We struggle with understanding where we fit in. Luck doesn't feel like the right word to describe a case of DCIS, especially when it's high grade and extensive and you have to lose a breast. Neither is it about 'survivorship' or 'battle', words that are most commonly associated with cancer. In my case, finding my disease was pure chance; being 38, I am not in the NHS breast screening programme, which is how DCIS is usually found among women aged 50 and over; 20% of all new breast cancer patients identified through screening have DCIS whether low, intermediate, or high grade. I went to the doctor because I had a 'feeling' that something was wrong with my breast. It ached; that's all. I didn't even have a lump, but the doctor thought she found one. What if she hadn't? I could have ignored it, like so many women do. It was a peculiar thing to suddenly find myself looking at an x-ray of my breast completely covered in tiny, custard-powder dots - "micro-calcifications" - that turned out to be cancer cells. The lump the doctor thought she had found turned out to be nothing. Those calcifications could so easily have been left unchecked. Within six weeks I had had a mastectomy. It blew my mind when I was told in two years, I would likely have had invasive cancer and would have been given every toxic systemic treatment going.

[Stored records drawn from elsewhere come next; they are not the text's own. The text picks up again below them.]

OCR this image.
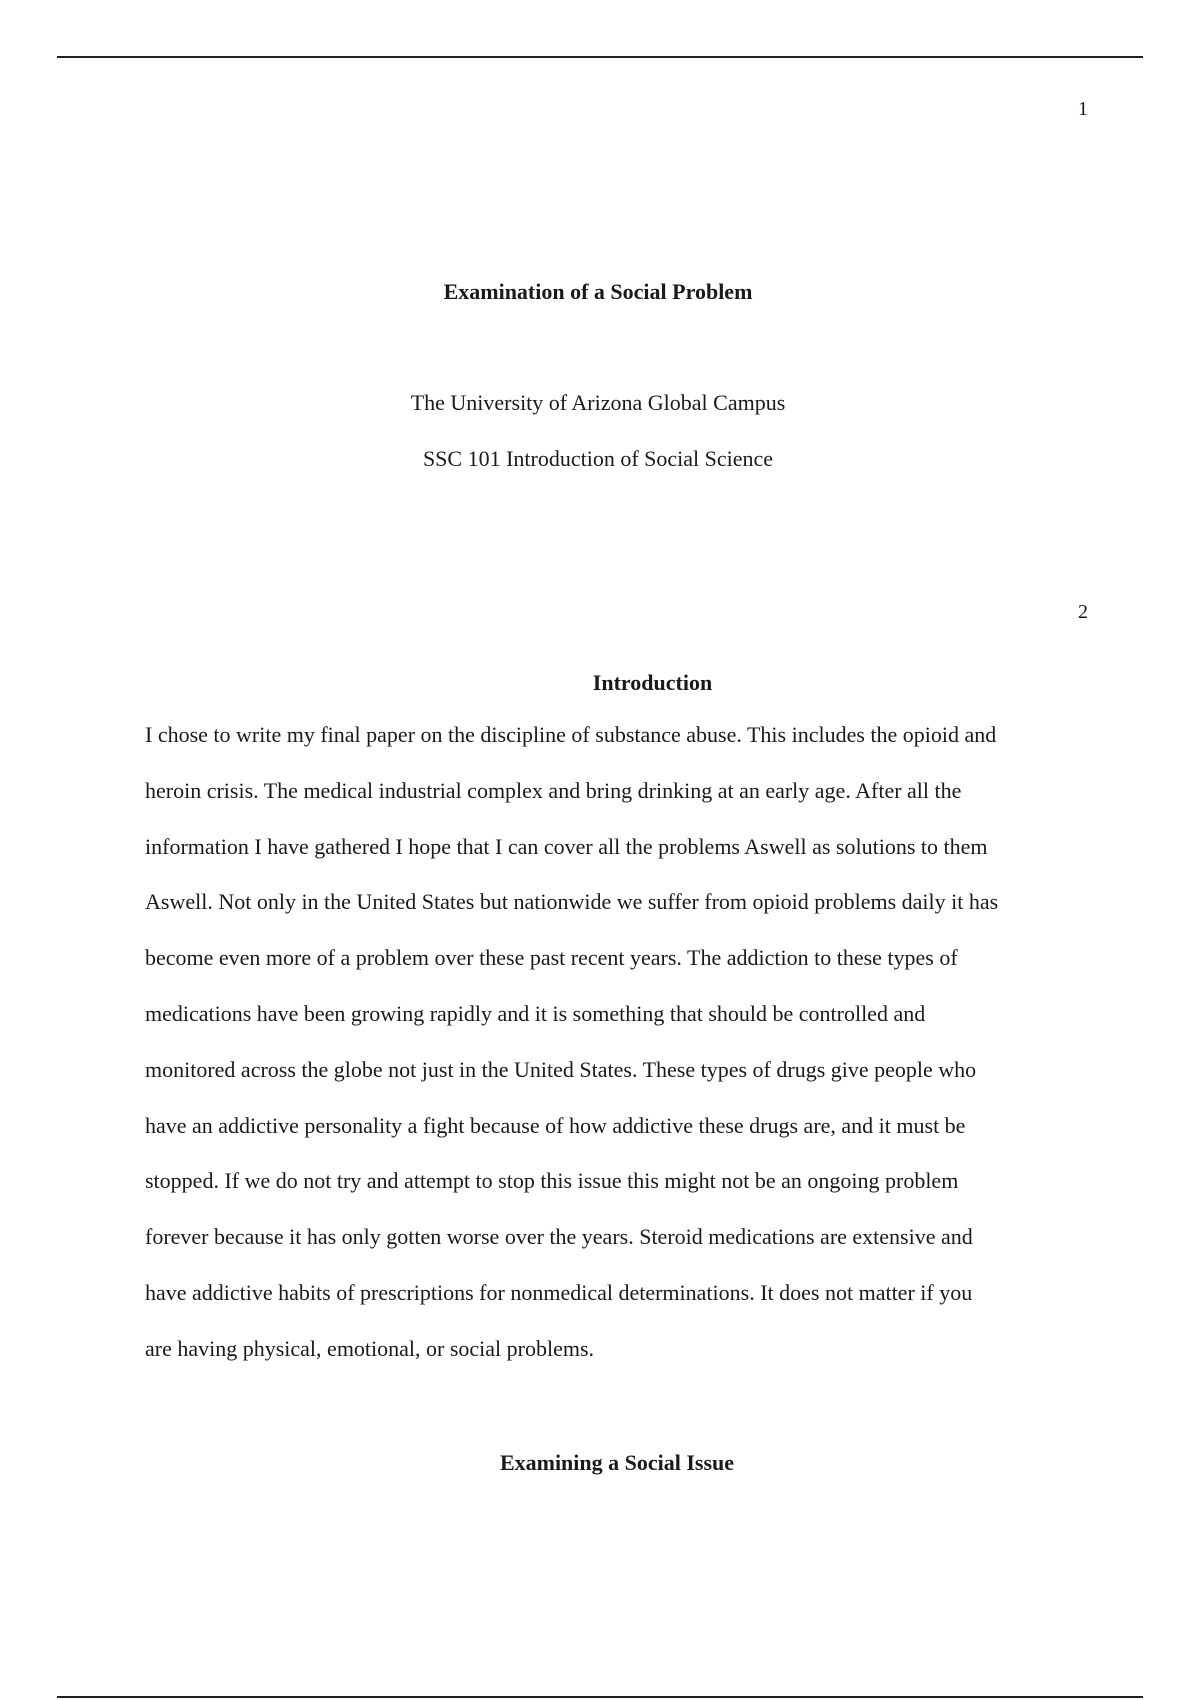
1
Examination of a Social Problem

The University of Arizona Global Campus

SSC 101 Introduction of Social Science

2
Introduction

I chose to write my final paper on the discipline of substance abuse. This includes the opioid and
heroin crisis. The medical industrial complex and bring drinking at an early age. After all the
information I have gathered I hope that I can cover all the problems Aswell as solutions to them
Aswell. Not only in the United States but nationwide we suffer from opioid problems daily it has
become even more of a problem over these past recent years. The addiction to these types of
medications have been growing rapidly and it is something that should be controlled and
monitored across the globe not just in the United States. These types of drugs give people who
have an addictive personality a fight because of how addictive these drugs are, and it must be
stopped. If we do not try and attempt to stop this issue this might not be an ongoing problem
forever because it has only gotten worse over the years. Steroid medications are extensive and
have addictive habits of prescriptions for nonmedical determinations. It does not matter if you
are having physical, emotional, or social problems.

Examining a Social Issue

Because I have spent these last few months trying to come to terms with what's happened by educating myself, I think now, with the right information and approach, that the fear that comes with DCIS could be much better controlled. This could mean being more specific with the nomenclature of invasive versus non-invasive cancer and giving women with DCIS the ability to understand better how it works, and why surgery may be the best thing for them. There's a reason why people say knowledge is power. It gives a feeling of control over something that, in actuality, is beyond our control. There must be better ways to help women cope with the loss of something that has defined us as women and mothers for all of our lives, and to help us come to terms with the question: why did I have to lose a breast if I didn't have breast cancer? We need a new language for what I can only describe as a no man's land - the frightening, unknown territory adjacent to the battlefield.